Senate Republicans: Recent funding numbers contradict CTU claims

As 600 members of the Chicago Teacher’s Union took a taxpayer-funded day off at the Capitol to demand $1 billion more in state funding for Chicago Public Schools, Senate Republican Caucus leaders say recent funding numbers contradict many of the CTU’s claims.

Senate Republican Deputy Leader Sue Rezin (R-Morris), State Senator Don DeWitte (R-St. Charles) and State Senator Seth Lewis (R-Bartlett) say many special financial deals have been provided to Chicago Public Schools in recent years that other schools don’t receive. They also note that many more schools district throughout Illinois face far worse financial challenges.

“I am a strong supporter of investing in our public schools which is why I had an active role in the bipartisan Evidence-Based Funding formula that I voted for seven years ago. EBF took years of hard work and negotiations from countless advocates and stakeholders and ensured that no school district was a winner or loser. Every district was guaranteed the same level of funding that they received before EBF was implemented,” Rezin said. “The law was designed to provide a roadmap to get all schools in Illinois to adequacy.”

Under the Evidence-Based Funding (EBF) model, school districts are broken into a four-tier system with Tier One school districts being those that have the greatest need for new state funding to adequately educate their students. Since the funding formula was passed, and with additional state support, CPS has already moved up to Tier 2.

Senator DeWitte said that for many years, CPS has received a disproportionate share of the state’s education resources through special carve-outs and unique grants, such as hundreds of millions from the Chicago Block Grant that was written into the CPS base as part of the formula.

 “Very little surprises me any more in this Capitol building but knowing how the scales have been tipped in CPS’s favor with regard to funding over the years, it is simply outrageous for the Mayor and now for the Chicago Teacher’s Union to come down here and try to bully lawmakers into money they claim they are being shortchanged,” DeWitte said. “These funding extras were grandfathered in and built into CPS’s new revenue streams. Yet there are more than 300 Tier 1 school districts all over the state that the formula says have greater need than the Tier 2 CPS. The needs of the Tier 1 schools that are ahead of CPS in line are no less important. Their students, teachers, and families are no less valuable.”

Senator Lewis says in a tight budget year for the State of Illinois, the demands made by Chicago Mayor and the CTU members that they owed more than a billion dollars are tone-deaf to the fiscal realities Illinois faces in crafting the Fiscal Year 2025 budget.

“Everyone has a right to come to this building to ask for something, but when you continuously use bullying tactics to intimidate people, and then resort to name calling when they do not agree with you, I think you are going to find there is going to be some pushback.
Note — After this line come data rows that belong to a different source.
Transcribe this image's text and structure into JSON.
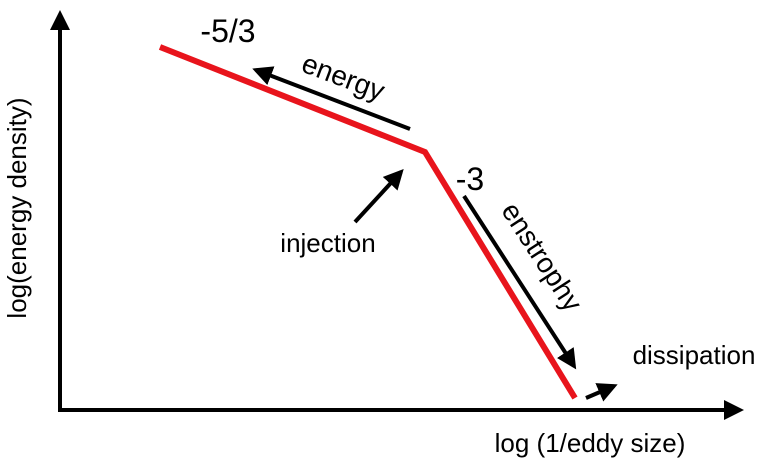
{
  "axes": {
    "y_label": "log(energy density)",
    "x_label": "log (1/eddy size)"
  },
  "slopes": {
    "low": "-5/3",
    "high": "-3"
  },
  "arrows": {
    "energy": "energy",
    "enstrophy": "enstrophy",
    "injection": "injection",
    "dissipation": "dissipation"
  }
}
People in this building are getting tired of that, and there is going to be opposition. Those of us who represent the suburbs are not intimidated, nor are we swayed, by the bullying tactics,” Lewis said. “Chicago needs to start paying its own bills. In the suburbs, when there is a financial need within a school district, they go to referendum. Voters weigh in at the ballot box in an up or down vote, and school districts respond accordingly. It’s time Chicago started playing by the same rules everyone else is expected to play by.”

The Senate Republican Caucus leaders say they will continue to stand up for taxpayers as well as provide equal funding for schools throughout Illinois.